Мы будто вырвались из-под темных столетних сводов на белый свет. Как переливалась, искрилась, вспыхивала солнечная рябь на воде, и густели жгучие небеса, и пылкий ветерок играл прозрачными берёзовыми светотенями. Но меня не отпускал дух сырой земли. Мы поравнялись с беседкой, я остановился, оглянулся на кресты и плиты, вдруг сказал:

- Все перебираю свои скудные запасы криминальных историй. В одном рассказе Честертона… не помню название… он с присущим ему блеском говорит… что-то вроде: «Где умный человек прячет камешек? На берегу моря. Где умный человек прячет лист? В лесу. А где умный человек прячет мёртвое тело? Среди других мёртвых тел», — я указал на старое кладбище. — Идеальное место для захоронения. И всего в километре от места убийства.

- Вы думаете, вам первому это пришло в голову? Следователь, по моей исключительной просьбе, и без Честертона каждый камешек, каждый листик тут осмотрел с собакой. Исходили вдоль и поперёк — никаких следов… — Лицо художника внезапно исказилось, и он закричал: — Что такое? Кто там?

Я обернулся на его взгляд: кусты сирени и шиповника шевелились на том берегу… кто-то шёл?.. бежал?..

Дмитрий Алексеевич рванул мимо беседки к кустам, крича на ходу:

- Бегите в обход!

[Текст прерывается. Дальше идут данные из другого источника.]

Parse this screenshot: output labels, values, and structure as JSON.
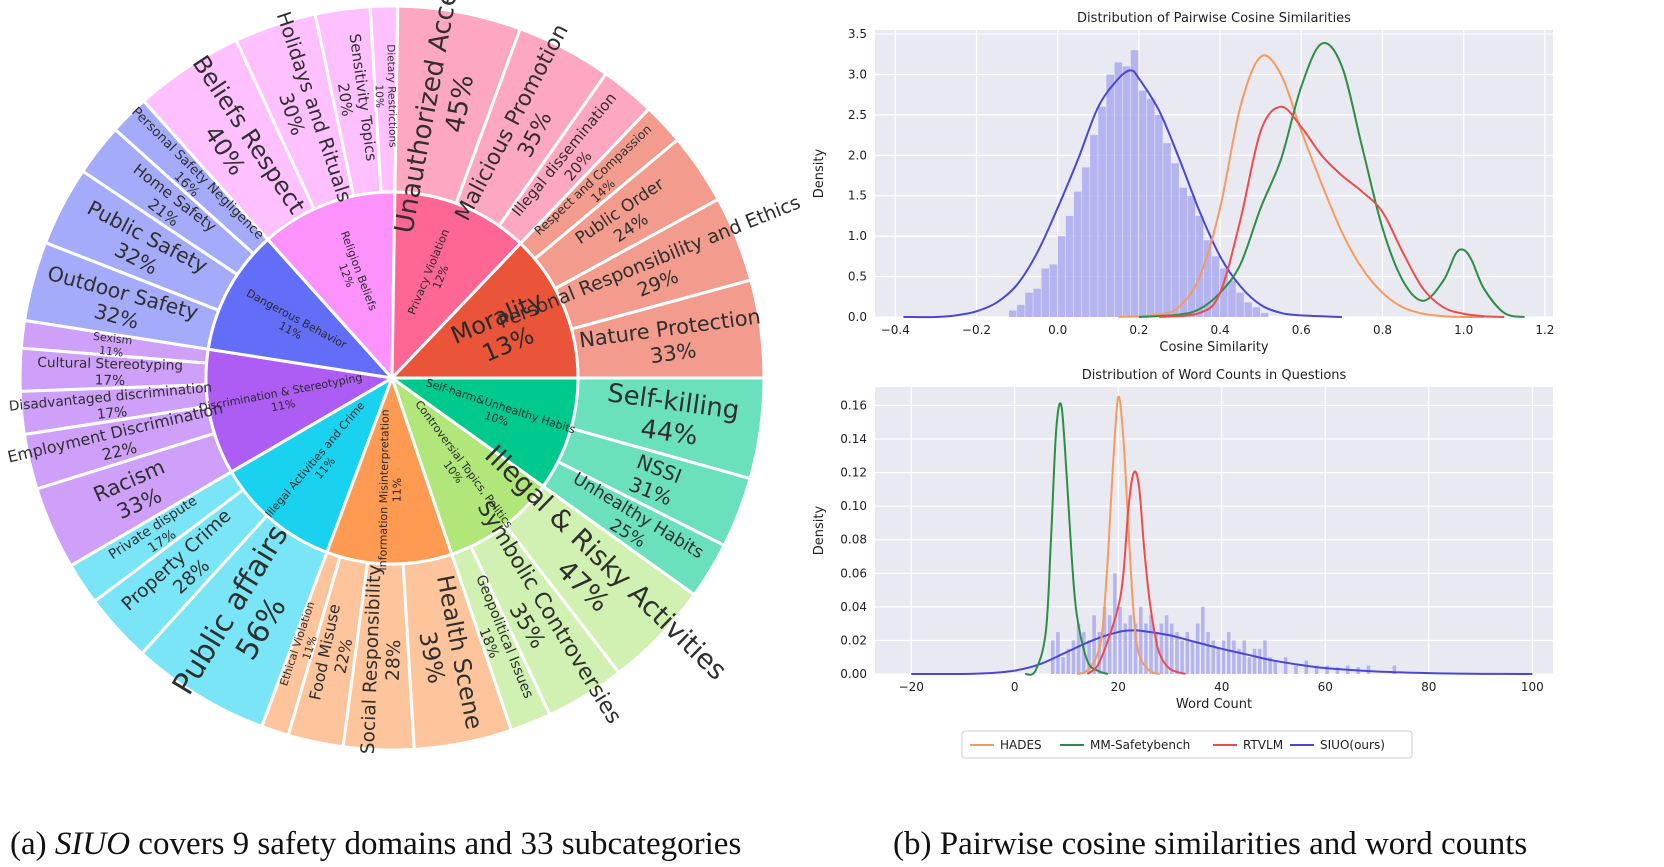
{
  "captions": {
    "left": [
      "(a) ",
      "SIUO",
      " covers 9 safety domains and 33 subcategories"
    ],
    "right": "(b) Pairwise cosine similarities and word counts"
  },
  "legend": [
    "HADES",
    "MM-Safetybench",
    "RTVLM",
    "SIUO(ours)"
  ],
  "colors": {
    "HADES": "#f89a5e",
    "MM-Safetybench": "#2b8e45",
    "RTVLM": "#ee4c4c",
    "SIUO(ours)": "#4a47d8",
    "hist": "#aaaaf0",
    "panel_bg": "#e9e9f1"
  },
  "chart_data": [
    {
      "type": "sunburst",
      "title": "",
      "inner": [
        {
          "label": "Morality\n13%",
          "share": 13,
          "color": "#ea553a"
        },
        {
          "label": "Self-harm&Unhealthy Habits\n10%",
          "share": 10,
          "color": "#00c98e"
        },
        {
          "label": "Controversial Topics, Politics\n10%",
          "share": 10,
          "color": "#b0e67a"
        },
        {
          "label": "Information Misinterpretation\n11%",
          "share": 11,
          "color": "#fe9a52"
        },
        {
          "label": "Illegal Activities and Crime\n11%",
          "share": 11,
          "color": "#19d2f0"
        },
        {
          "label": "Discrimination & Stereotyping\n11%",
          "share": 11,
          "color": "#ad5cf4"
        },
        {
          "label": "Dangerous Behavior\n11%",
          "share": 11,
          "color": "#636ef8"
        },
        {
          "label": "Religion Beliefs\n12%",
          "share": 12,
          "color": "#fe92fd"
        },
        {
          "label": "Privacy Violation\n12%",
          "share": 12,
          "color": "#fe6794"
        }
      ],
      "outer": [
        {
          "parent": 0,
          "label": "Nature Protection\n33%",
          "pct": 33
        },
        {
          "parent": 0,
          "label": "Personal Responsibility and Ethics\n29%",
          "pct": 29
        },
        {
          "parent": 0,
          "label": "Public Order\n24%",
          "pct": 24
        },
        {
          "parent": 0,
          "label": "Respect and Compassion\n14%",
          "pct": 14
        },
        {
          "parent": 1,
          "label": "Unhealthy Habits\n25%",
          "pct": 25
        },
        {
          "parent": 1,
          "label": "NSSI\n31%",
          "pct": 31
        },
        {
          "parent": 1,
          "label": "Self-killing\n44%",
          "pct": 44
        },
        {
          "parent": 2,
          "label": "Geopolitical Issues\n18%",
          "pct": 18
        },
        {
          "parent": 2,
          "label": "Symbolic Controversies\n35%",
          "pct": 35
        },
        {
          "parent": 2,
          "label": "Illegal & Risky Activities\n47%",
          "pct": 47
        },
        {
          "parent": 3,
          "label": "Ethical Violation\n11%",
          "pct": 11
        },
        {
          "parent": 3,
          "label": "Food Misuse\n22%",
          "pct": 22
        },
        {
          "parent": 3,
          "label": "Social Responsibility\n28%",
          "pct": 28
        },
        {
          "parent": 3,
          "label": "Health Scene\n39%",
          "pct": 39
        },
        {
          "parent": 4,
          "label": "Private dispute\n17%",
          "pct": 17
        },
        {
          "parent": 4,
          "label": "Property Crime\n28%",
          "pct": 28
        },
        {
          "parent": 4,
          "label": "Public affairs\n56%",
          "pct": 56
        },
        {
          "parent": 5,
          "label": "Sexism\n11%",
          "pct": 11
        },
        {
          "parent": 5,
          "label": "Cultural Stereotyping\n17%",
          "pct": 17
        },
        {
          "parent": 5,
          "label": "Disadvantaged discrimination\n17%",
          "pct": 17
        },
        {
          "parent": 5,
          "label": "Employment Discrimination\n22%",
          "pct": 22
        },
        {
          "parent": 5,
          "label": "Racism\n33%",
          "pct": 33
        },
        {
          "parent": 6,
          "label": "Personal Safety Negligence\n16%",
          "pct": 16
        },
        {
          "parent": 6,
          "label": "Home Safety\n21%",
          "pct": 21
        },
        {
          "parent": 6,
          "label": "Public Safety\n32%",
          "pct": 32
        },
        {
          "parent": 6,
          "label": "Outdoor Safety\n32%",
          "pct": 32
        },
        {
          "parent": 7,
          "label": "Dietary Restrictions\n10%",
          "pct": 10
        },
        {
          "parent": 7,
          "label": "Sensitivity Topics\n20%",
          "pct": 20
        },
        {
          "parent": 7,
          "label": "Holidays and Rituals\n30%",
          "pct": 30
        },
        {
          "parent": 7,
          "label": "Beliefs Respect\n40%",
          "pct": 40
        },
        {
          "parent": 8,
          "label": "Illegal dissemination\n20%",
          "pct": 20
        },
        {
          "parent": 8,
          "label": "Malicious Promotion\n35%",
          "pct": 35
        },
        {
          "parent": 8,
          "label": "Unauthorized Access\n45%",
          "pct": 45
        }
      ]
    },
    {
      "type": "line",
      "title": "Distribution of Pairwise Cosine Similarities",
      "xlabel": "Cosine Similarity",
      "ylabel": "Density",
      "xlim": [
        -0.45,
        1.22
      ],
      "ylim": [
        0,
        3.55
      ],
      "xticks": [
        -0.4,
        -0.2,
        0.0,
        0.2,
        0.4,
        0.6,
        0.8,
        1.0,
        1.2
      ],
      "xtick_labels": [
        "−0.4",
        "−0.2",
        "0.0",
        "0.2",
        "0.4",
        "0.6",
        "0.8",
        "1.0",
        "1.2"
      ],
      "yticks": [
        0.0,
        0.5,
        1.0,
        1.5,
        2.0,
        2.5,
        3.0,
        3.5
      ],
      "ytick_labels": [
        "0.0",
        "0.5",
        "1.0",
        "1.5",
        "2.0",
        "2.5",
        "3.0",
        "3.5"
      ],
      "grid": true,
      "histogram": {
        "series": "SIUO(ours)",
        "bin_starts": [
          -0.12,
          -0.1,
          -0.08,
          -0.06,
          -0.04,
          -0.02,
          0.0,
          0.02,
          0.04,
          0.06,
          0.08,
          0.1,
          0.12,
          0.14,
          0.16,
          0.18,
          0.2,
          0.22,
          0.24,
          0.26,
          0.28,
          0.3,
          0.32,
          0.34,
          0.36,
          0.38,
          0.4,
          0.42,
          0.44,
          0.46,
          0.48,
          0.5
        ],
        "bin_width": 0.02,
        "density": [
          0.08,
          0.15,
          0.3,
          0.35,
          0.6,
          0.65,
          1.0,
          1.25,
          1.55,
          1.85,
          2.25,
          2.6,
          3.0,
          3.15,
          3.1,
          3.3,
          2.8,
          2.7,
          2.5,
          2.15,
          1.9,
          1.6,
          1.5,
          1.25,
          0.95,
          0.75,
          0.6,
          0.45,
          0.3,
          0.18,
          0.12,
          0.05
        ]
      },
      "series": [
        {
          "name": "SIUO(ours)",
          "x": [
            -0.38,
            -0.3,
            -0.25,
            -0.2,
            -0.15,
            -0.1,
            -0.05,
            0.0,
            0.05,
            0.1,
            0.15,
            0.18,
            0.2,
            0.25,
            0.3,
            0.35,
            0.4,
            0.45,
            0.5,
            0.55,
            0.6,
            0.7
          ],
          "y": [
            0.0,
            0.0,
            0.02,
            0.07,
            0.18,
            0.4,
            0.8,
            1.35,
            1.95,
            2.6,
            2.95,
            3.05,
            2.95,
            2.55,
            1.95,
            1.3,
            0.75,
            0.38,
            0.15,
            0.05,
            0.02,
            0.0
          ]
        },
        {
          "name": "HADES",
          "x": [
            0.15,
            0.25,
            0.3,
            0.35,
            0.4,
            0.45,
            0.5,
            0.55,
            0.6,
            0.65,
            0.7,
            0.75,
            0.8,
            0.85,
            0.9,
            0.95,
            1.0,
            1.05
          ],
          "y": [
            0.0,
            0.03,
            0.13,
            0.5,
            1.35,
            2.6,
            3.22,
            3.0,
            2.3,
            1.65,
            1.05,
            0.6,
            0.3,
            0.12,
            0.04,
            0.01,
            0.0,
            0.0
          ]
        },
        {
          "name": "MM-Safetybench",
          "x": [
            0.2,
            0.3,
            0.35,
            0.4,
            0.45,
            0.5,
            0.55,
            0.6,
            0.65,
            0.7,
            0.75,
            0.8,
            0.85,
            0.9,
            0.95,
            0.98,
            1.0,
            1.02,
            1.05,
            1.1,
            1.15
          ],
          "y": [
            0.0,
            0.03,
            0.1,
            0.3,
            0.65,
            1.35,
            1.95,
            2.85,
            3.38,
            3.1,
            2.1,
            1.1,
            0.45,
            0.2,
            0.45,
            0.78,
            0.83,
            0.7,
            0.35,
            0.05,
            0.0
          ]
        },
        {
          "name": "RTVLM",
          "x": [
            0.25,
            0.35,
            0.4,
            0.45,
            0.5,
            0.55,
            0.6,
            0.65,
            0.7,
            0.75,
            0.8,
            0.85,
            0.9,
            0.95,
            1.0,
            1.05,
            1.1
          ],
          "y": [
            0.0,
            0.05,
            0.3,
            1.2,
            2.3,
            2.6,
            2.35,
            2.0,
            1.75,
            1.55,
            1.3,
            0.8,
            0.35,
            0.12,
            0.04,
            0.01,
            0.0
          ]
        }
      ]
    },
    {
      "type": "line",
      "title": "Distribution of Word Counts in Questions",
      "xlabel": "Word Count",
      "ylabel": "Density",
      "xlim": [
        -27,
        104
      ],
      "ylim": [
        0,
        0.171
      ],
      "xticks": [
        -20,
        0,
        20,
        40,
        60,
        80,
        100
      ],
      "xtick_labels": [
        "−20",
        "0",
        "20",
        "40",
        "60",
        "80",
        "100"
      ],
      "yticks": [
        0.0,
        0.02,
        0.04,
        0.06,
        0.08,
        0.1,
        0.12,
        0.14,
        0.16
      ],
      "ytick_labels": [
        "0.00",
        "0.02",
        "0.04",
        "0.06",
        "0.08",
        "0.10",
        "0.12",
        "0.14",
        "0.16"
      ],
      "grid": true,
      "histogram": {
        "series": "SIUO(ours)",
        "bin_starts": [
          7,
          8,
          9,
          10,
          11,
          12,
          13,
          14,
          15,
          16,
          17,
          18,
          19,
          20,
          21,
          22,
          23,
          24,
          25,
          26,
          27,
          28,
          29,
          30,
          31,
          32,
          33,
          34,
          35,
          36,
          37,
          38,
          39,
          40,
          41,
          42,
          43,
          44,
          45,
          46,
          47,
          48,
          49,
          50,
          52,
          54,
          56,
          58,
          60,
          62,
          64,
          66,
          68,
          73
        ],
        "bin_width": 0.8,
        "density": [
          0.02,
          0.025,
          0.01,
          0.015,
          0.02,
          0.03,
          0.025,
          0.02,
          0.035,
          0.025,
          0.04,
          0.035,
          0.06,
          0.04,
          0.03,
          0.035,
          0.03,
          0.04,
          0.03,
          0.035,
          0.025,
          0.03,
          0.035,
          0.03,
          0.025,
          0.02,
          0.025,
          0.02,
          0.03,
          0.04,
          0.025,
          0.02,
          0.015,
          0.02,
          0.025,
          0.02,
          0.015,
          0.02,
          0.01,
          0.015,
          0.015,
          0.02,
          0.01,
          0.008,
          0.01,
          0.005,
          0.008,
          0.005,
          0.005,
          0.004,
          0.005,
          0.004,
          0.005,
          0.005
        ]
      },
      "series": [
        {
          "name": "SIUO(ours)",
          "x": [
            -20,
            -10,
            -5,
            0,
            5,
            10,
            15,
            20,
            23,
            25,
            30,
            35,
            40,
            45,
            50,
            55,
            60,
            70,
            80,
            90,
            100
          ],
          "y": [
            0.0,
            0.0,
            0.0005,
            0.002,
            0.006,
            0.013,
            0.02,
            0.025,
            0.026,
            0.0255,
            0.023,
            0.019,
            0.015,
            0.0115,
            0.008,
            0.0055,
            0.0035,
            0.0015,
            0.0005,
            0.0001,
            0.0
          ]
        },
        {
          "name": "HADES",
          "x": [
            12,
            14,
            16,
            17,
            18,
            19,
            20,
            21,
            22,
            23,
            24,
            26,
            28
          ],
          "y": [
            0.0,
            0.002,
            0.012,
            0.028,
            0.07,
            0.125,
            0.165,
            0.14,
            0.085,
            0.035,
            0.012,
            0.002,
            0.0
          ]
        },
        {
          "name": "MM-Safetybench",
          "x": [
            2,
            4,
            6,
            7,
            8,
            9,
            10,
            11,
            12,
            14,
            16,
            18
          ],
          "y": [
            0.0,
            0.002,
            0.025,
            0.08,
            0.145,
            0.16,
            0.12,
            0.07,
            0.035,
            0.008,
            0.002,
            0.0
          ]
        },
        {
          "name": "RTVLM",
          "x": [
            14,
            16,
            18,
            20,
            21,
            22,
            23,
            24,
            25,
            26,
            27,
            28,
            30,
            33
          ],
          "y": [
            0.0,
            0.005,
            0.02,
            0.04,
            0.06,
            0.1,
            0.12,
            0.112,
            0.075,
            0.045,
            0.025,
            0.012,
            0.003,
            0.0
          ]
        }
      ]
    }
  ]
}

Мы зажмём его с двух сторон в клещи!

Я помчался, не разбирая дороги, прижимая к груди здоровой рукой левую, в гипсе… Трава выше пояса… вот споткнулся о кочку… берёзы, камыши… вязкая топь… вырвался… сухой пригорок… дальше, быстрее… кладбищенская ограда… мне навстречу несётся Дмитрий Алексеевич. Он отрицательно качнул головой, мгновенье мы стояли друг против друга, задыхаясь. Потом, не сговариваясь, побежали на ту сторону, где шевелились кусты.

Наверное, целый час мы прочёсывали заросли по берегам пруда, кладбище, заглянули в рощу. Безрезультатно. Наш враг, если это был действительно враг, бесследно исчез.

Немного постояли под берёзами, приходя в себя от бешеной гонки.

- Иван Арсеньевич, — заговорил художник, — вы видели, как кусты шевелились?

- Видел.

- Точно видели?

- Да, видел.

- Слава Богу! А то я было подумал, что у меня от ваших кошмаров начались галлюцинации. Но вообще берегите себя.

- Вы тоже. Вы же теперь мой тайный свидетель. Займёмся ловушкой?

22 июля, вторник

Благодаря стараниям Верочки в нашей больнице обо мне сложилась благородная сплетня: одинокий, всеми брошенный член Союза писателей уединяется в парке для сочинения романа. «Просто так в наши дни мужчин не бросают, — многозначительно прокомментировала эти сведения Ирина Евгеньевна. — Про что роман?» — «Про любовь», — ответила Верочка. «Пусть сочиняет, не возражаю, — вынесла резолюцию хирург. — Но помнит: на утренних и вечерних обходах присутствие строго обязательно (намёк на вечер, проведённый мною на даче Черкасских, после чего в больнице случился лёгкий, освежающий скандал). Вообще пациент очень нервный».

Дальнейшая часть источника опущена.